“Where’s Aleks?” I ask.

“He’s outside, on his phone. Arguing with someone,” Anya replies. “He looks upset, but then he gets off the phone and comes into the store. I reach out to him, and I see my hand… it’s so small. I think I’m a kid. And I see a set of ink fine-liners I really want. I’ve been watching a lot of anime cartoons lately, and I think I want to draw manga. It’s a phase.”

I can’t help but smile. “I remember your manga phase. You were really good at it, actually.”

“I was?” She sounds surprised.

“You are immensely talented, Anya. I think I got to see you in each stage of your artistic development. Though, truth be told, I appreciated your Impressionist years the most.”

Anya tries to dig through her shattered memories for the details, but she can’t find any, so she goes back to the shop. “I’m asking Aleks to buy those fine-liners for me. He’s in his late teens, I think. Rocking a grey suit. Trying to look older than he actually is. Our bodyguards are back by the car…”

“You remember the bodyguards.”

“I remember feeling safe, knowing they were there. But I can’t remember what they were protecting me from,” she mutters. “Aleks was nervous, though. And he didn’t want to buy the fine-liners. He said… Dad didn’t want me wasting time with art because I was supposed to do something else with my life, that Leo wasn’t into art, to begin with.” Anya gives me a curious look. “Who’s Leo?”

Shit. That’s a tough question.

How do I navigate this without upsetting her? How do I keep her safe if I can’t risk telling her the whole truth? As much as I am tempted to keep Anya in the dark about her past, it only takes a question such as this to make me doubt my own direction where she’s concerned. It’s unnerving.

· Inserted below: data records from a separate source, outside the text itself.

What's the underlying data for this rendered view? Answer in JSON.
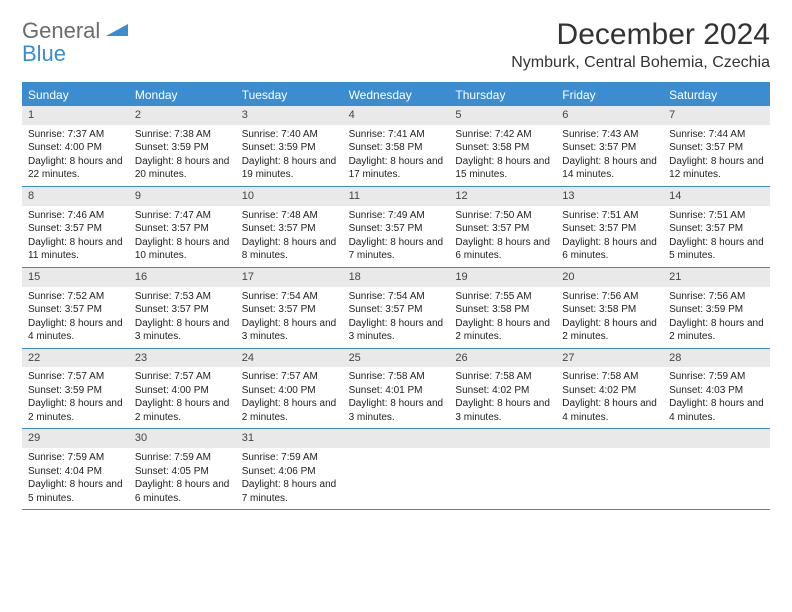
{
  "logo": {
    "line1": "General",
    "line2": "Blue"
  },
  "title": "December 2024",
  "location": "Nymburk, Central Bohemia, Czechia",
  "colors": {
    "header_blue": "#3b8dd0",
    "day_bar_gray": "#e9e9e9",
    "text_dark": "#333333",
    "logo_gray": "#6b6b6b"
  },
  "dayHeaders": [
    "Sunday",
    "Monday",
    "Tuesday",
    "Wednesday",
    "Thursday",
    "Friday",
    "Saturday"
  ],
  "weeks": [
    [
      {
        "n": "1",
        "sr": "7:37 AM",
        "ss": "4:00 PM",
        "dl": "8 hours and 22 minutes."
      },
      {
        "n": "2",
        "sr": "7:38 AM",
        "ss": "3:59 PM",
        "dl": "8 hours and 20 minutes."
      },
      {
        "n": "3",
        "sr": "7:40 AM",
        "ss": "3:59 PM",
        "dl": "8 hours and 19 minutes."
      },
      {
        "n": "4",
        "sr": "7:41 AM",
        "ss": "3:58 PM",
        "dl": "8 hours and 17 minutes."
      },
      {
        "n": "5",
        "sr": "7:42 AM",
        "ss": "3:58 PM",
        "dl": "8 hours and 15 minutes."
      },
      {
        "n": "6",
        "sr": "7:43 AM",
        "ss": "3:57 PM",
        "dl": "8 hours and 14 minutes."
      },
      {
        "n": "7",
        "sr": "7:44 AM",
        "ss": "3:57 PM",
        "dl": "8 hours and 12 minutes."
      }
    ],
    [
      {
        "n": "8",
        "sr": "7:46 AM",
        "ss": "3:57 PM",
        "dl": "8 hours and 11 minutes."
      },
      {
        "n": "9",
        "sr": "7:47 AM",
        "ss": "3:57 PM",
        "dl": "8 hours and 10 minutes."
      },
      {
        "n": "10",
        "sr": "7:48 AM",
        "ss": "3:57 PM",
        "dl": "8 hours and 8 minutes."
      },
      {
        "n": "11",
        "sr": "7:49 AM",
        "ss": "3:57 PM",
        "dl": "8 hours and 7 minutes."
      },
      {
        "n": "12",
        "sr": "7:50 AM",
        "ss": "3:57 PM",
        "dl": "8 hours and 6 minutes."
      },
      {
        "n": "13",
        "sr": "7:51 AM",
        "ss": "3:57 PM",
        "dl": "8 hours and 6 minutes."
      },
      {
        "n": "14",
        "sr": "7:51 AM",
        "ss": "3:57 PM",
        "dl": "8 hours and 5 minutes."
      }
    ],
    [
      {
        "n": "15",
        "sr": "7:52 AM",
        "ss": "3:57 PM",
        "dl": "8 hours and 4 minutes."
      },
      {
        "n": "16",
        "sr": "7:53 AM",
        "ss": "3:57 PM",
        "dl": "8 hours and 3 minutes."
      },
      {
        "n": "17",
        "sr": "7:54 AM",
        "ss": "3:57 PM",
        "dl": "8 hours and 3 minutes."
      },
      {
        "n": "18",
        "sr": "7:54 AM",
        "ss": "3:57 PM",
        "dl": "8 hours and 3 minutes."
      },
      {
        "n": "19",
        "sr": "7:55 AM",
        "ss": "3:58 PM",
        "dl": "8 hours and 2 minutes."
      },
      {
        "n": "20",
        "sr": "7:56 AM",
        "ss": "3:58 PM",
        "dl": "8 hours and 2 minutes."
      },
      {
        "n": "21",
        "sr": "7:56 AM",
        "ss": "3:59 PM",
        "dl": "8 hours and 2 minutes."
      }
    ],
    [
      {
        "n": "22",
        "sr": "7:57 AM",
        "ss": "3:59 PM",
        "dl": "8 hours and 2 minutes."
      },
      {
        "n": "23",
        "sr": "7:57 AM",
        "ss": "4:00 PM",
        "dl": "8 hours and 2 minutes."
      },
      {
        "n": "24",
        "sr": "7:57 AM",
        "ss": "4:00 PM",
        "dl": "8 hours and 2 minutes."
      },
      {
        "n": "25",
        "sr": "7:58 AM",
        "ss": "4:01 PM",
        "dl": "8 hours and 3 minutes."
      },
      {
        "n": "26",
        "sr": "7:58 AM",
        "ss": "4:02 PM",
        "dl": "8 hours and 3 minutes."
      },
      {
        "n": "27",
        "sr": "7:58 AM",
        "ss": "4:02 PM",
        "dl": "8 hours and 4 minutes."
      },
      {
        "n": "28",
        "sr": "7:59 AM",
        "ss": "4:03 PM",
        "dl": "8 hours and 4 minutes."
      }
    ],
    [
      {
        "n": "29",
        "sr": "7:59 AM",
        "ss": "4:04 PM",
        "dl": "8 hours and 5 minutes."
      },
      {
        "n": "30",
        "sr": "7:59 AM",
        "ss": "4:05 PM",
        "dl": "8 hours and 6 minutes."
      },
      {
        "n": "31",
        "sr": "7:59 AM",
        "ss": "4:06 PM",
        "dl": "8 hours and 7 minutes."
      },
      null,
      null,
      null,
      null
    ]
  ],
  "labels": {
    "sunrise": "Sunrise:",
    "sunset": "Sunset:",
    "daylight": "Daylight:"
  }
}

“How does Leo’s name make you feel?” I ask Anya.

She lowers her gaze once more, and I feel her whole body shivering against mine. “I don’t like it. I think it frightens me.”

“Then trust your instinct. The rest will come to you, I promise. Tell me about those fine-liners. Finish your story.”

“After Aleks tries to discourage me about the markers, he sees me moping around the shop. I don’t think we were supposed to go in there to begin with. He keeps glancing outside, like he’s waiting for someone.”

“Does anyone arrive?”

She shakes her head slowly. “Yes, but I can’t see their face. They talk for short bit outside the shop, while I’m drooling over those markers. Then Aleks comes back in again, and he smiles and says… ‘You know what? Screw this and screw Leo. What else do you want aside from the fine-liners?’”

“Sounds like Aleks, alright,” I smile as I remember our best and greatest friend.

He was a good man who was dealt a terrible hand and born into a family that lived by ancient and gut-wrenching traditions. He was forced to continue their legacy to keep Anya safe, and he forfeited his life in the process.

“I start pointing to things in the shop.” Anya laughs lightly. “I want this and that and… At one point, we’ve got so many bags that one of the bodyguards comes in to help carry everything back to the car. And… that’s it… everything goes dark after that.”

I let my fingers slowly comb through the silvery-blonde richness of Anya’s hair, my mind quietly drifting down a memory lane of my own. The weight of her warm body keeps me grounded in a peculiar haze, stuck somewhere between the past and the present, while the scent of her fills my lungs with moments of last night.

But every time I try to focus on our lovemaking as a way to stay closer to the present, to prepare for whatever darkness the future still has in store for us, I keep getting flashbacks of Aleks.

“I think we already told you that Aleks followed us into the Navy,” I tell Anya.

“Ah, yes, part of his rebellious phase,” she giggles. “I wish I could remember that.”

“You will. I just remembered something myself. Our first week at the Naval Academy. We were so green and wide-eyed. We were convinced we were going to, I don’t know, save the world, do something awesome, have our names etched in the annals of history. Aleks wasn’t sure he belonged there with us, though. I think he realized that one morning during an equipment drill. Booker and I were on top of the situation.

“Nico was overseeing and making sure we had our gear in proper working order before the lieutenant came in for an inspection and the actual drill,” I add. “And Aleks just sat there on the edge of a bench, staring at his equipment. I remember going up to him, asking him what’s wrong. He looked at his watch and said, ‘It’s Anya’s birthday.’”

“Aww.”

“‘It’s Anya’s birthday, and I don’t know if she liked the gift that I sent her,’ he said.”

“What was the gift?”

I peer deep into her eyes, wondering if I can get her to dig deep for that memory herself. “You were turning eight or nine. He sent you a big box, apparently. Wrapped in blue and tied with a—”

“White satin ribbon,” she mumbles, her face lighting up as her fingers move in the air, imitating the movement she must’ve made upon unboxing her gift. “A big-ass easel with a built-in seat and a color palette. It had special holes in a separate tray for the water jar and any ink bottles I might need to keep handy. Oh, it was something else. I… I can’t believe I just remembered that.”